Pragmatic Analysis of IoMT Network Modelling Techniques from a Statistical Perspective

Abstract

Internet of Medical Things (IoMT) networks are high precision wireless interfaces that require design of accurate sensing, actuation, and processing devices. These devices include wireless electrocardiograph (ECG) sensors, electroencephalograph (EEG) sensors, wireless blood pressure monitoring devices, etc. Due to direct patient interface, these devices are required to have superior performance in terms of sensing accuracy, processing efficiency, and communication quality of service (QoS) parameters. A wide variety of models are proposed by IoMT researchers to perform this task, but each of these models vary in terms of network size, deployment complexity, cost of deployment, processing delay, etc. These models include machine learning routing techniques, blockchain based security methods, privacy preservation methods, high-precision sensor design methods, high-performance communication interfaces, etc. Due to such a wide variation in performance, IoMT network design requires continuous validation, which increases time-to-market, thereby increasing deployment cost.

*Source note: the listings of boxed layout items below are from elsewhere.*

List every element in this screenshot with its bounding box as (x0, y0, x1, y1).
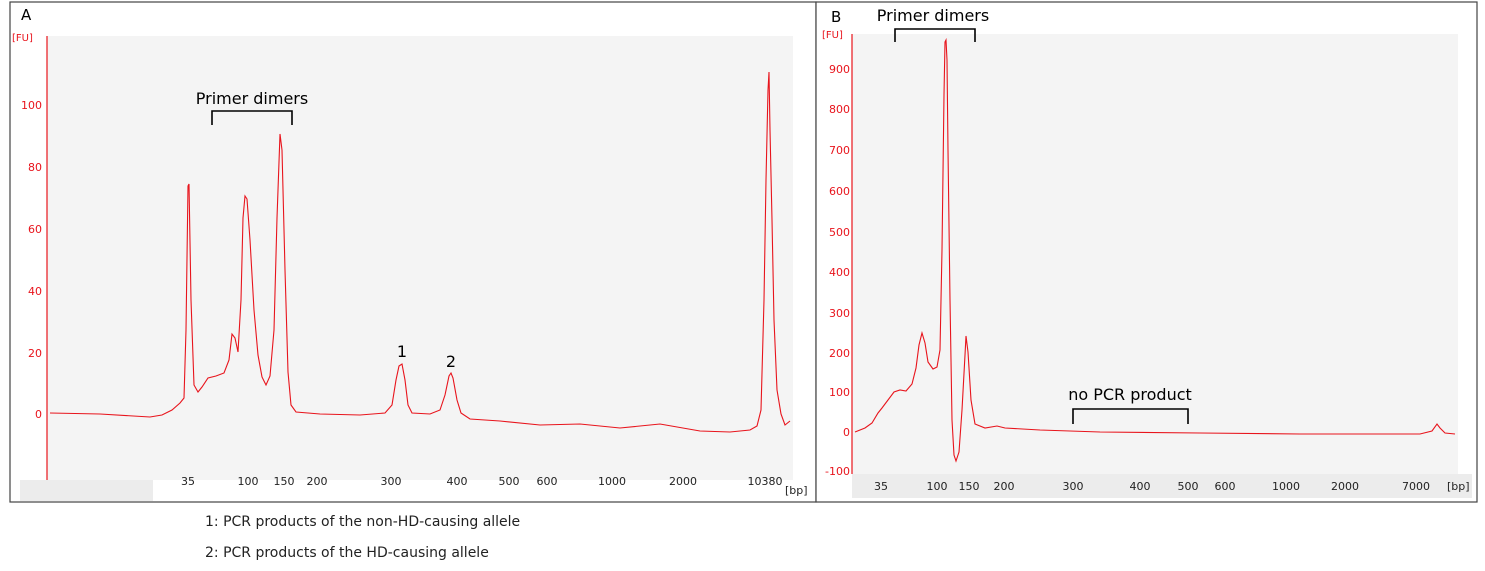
ytick: -100 (825, 465, 850, 478)
ytick: 0 (35, 408, 42, 421)
xtick: 1000 (598, 475, 626, 488)
ytick: 300 (829, 307, 850, 320)
ytick: 100 (829, 386, 850, 399)
xtick: 500 (1178, 480, 1199, 493)
panel-b-xaxis-band (852, 474, 1472, 498)
xtick: 35 (181, 475, 195, 488)
panel-a-y-unit: [FU] (12, 33, 33, 44)
panel-a-primer-dimers-bracket (211, 110, 293, 125)
xtick: 400 (1130, 480, 1151, 493)
panel-a-xticks: 35 100 150 200 300 400 500 600 1000 2000… (181, 475, 783, 488)
ytick: 700 (829, 144, 850, 157)
xtick: 200 (307, 475, 328, 488)
xtick: 600 (537, 475, 558, 488)
panel-a-letter: A (21, 6, 32, 24)
xtick: 500 (499, 475, 520, 488)
panel-a-yticks: 0 20 40 60 80 100 (21, 99, 42, 421)
ytick: 500 (829, 226, 850, 239)
panel-a-plot-bg (47, 36, 793, 480)
panel-b-letter: B (831, 8, 841, 26)
ytick: 40 (28, 285, 42, 298)
panel-a-x-unit: [bp] (785, 484, 808, 497)
panel-a-peak-1-label: 1 (397, 342, 407, 361)
ytick: 0 (843, 426, 850, 439)
legend-note-1: 1: PCR products of the non-HD-causing al… (205, 514, 521, 530)
panel-b-no-pcr-label: no PCR product (1068, 385, 1192, 404)
ytick: 900 (829, 63, 850, 76)
panel-b-xticks: 35 100 150 200 300 400 500 600 1000 2000… (874, 480, 1430, 493)
panel-a-series-line (49, 71, 791, 433)
xtick: 150 (959, 480, 980, 493)
ytick: 600 (829, 185, 850, 198)
ytick: 20 (28, 347, 42, 360)
panel-b-primer-dimers-bracket (894, 28, 976, 42)
xtick: 150 (274, 475, 295, 488)
xtick: 300 (1063, 480, 1084, 493)
ytick: 400 (829, 266, 850, 279)
xtick: 100 (238, 475, 259, 488)
panel-b-y-unit: [FU] (822, 30, 843, 41)
panel-b-x-unit: [bp] (1447, 480, 1470, 493)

In order to reduce number of validations, a statistical survey of models for IoMT network design is discussed in this text. This discussion is focussed towards evaluating various characteristics, advantages, limitations, and future research scopes in existing models. readers would be able to identify best performing model(s) for a given IoMT application. It is followed by a statistical analysis of the reviewed IoMT network design models in terms of end-to-end delay, communication QoS, network security, scalability, computational complexity, cost of deployment, and application of use. This statistical performance evaluation will further assist readers to statistically compare the reviewed methods, and identify best performing model(s) & their combinations for context-specific network deployments. Due to this, readers would be able to reduce network design & validation delay, which will further assist in reducing design costs, thereby facilitating faster deployments. The paper text also recommends various fusion, and transfer learning-based techniques which can be used for improving performance of the reviewed models.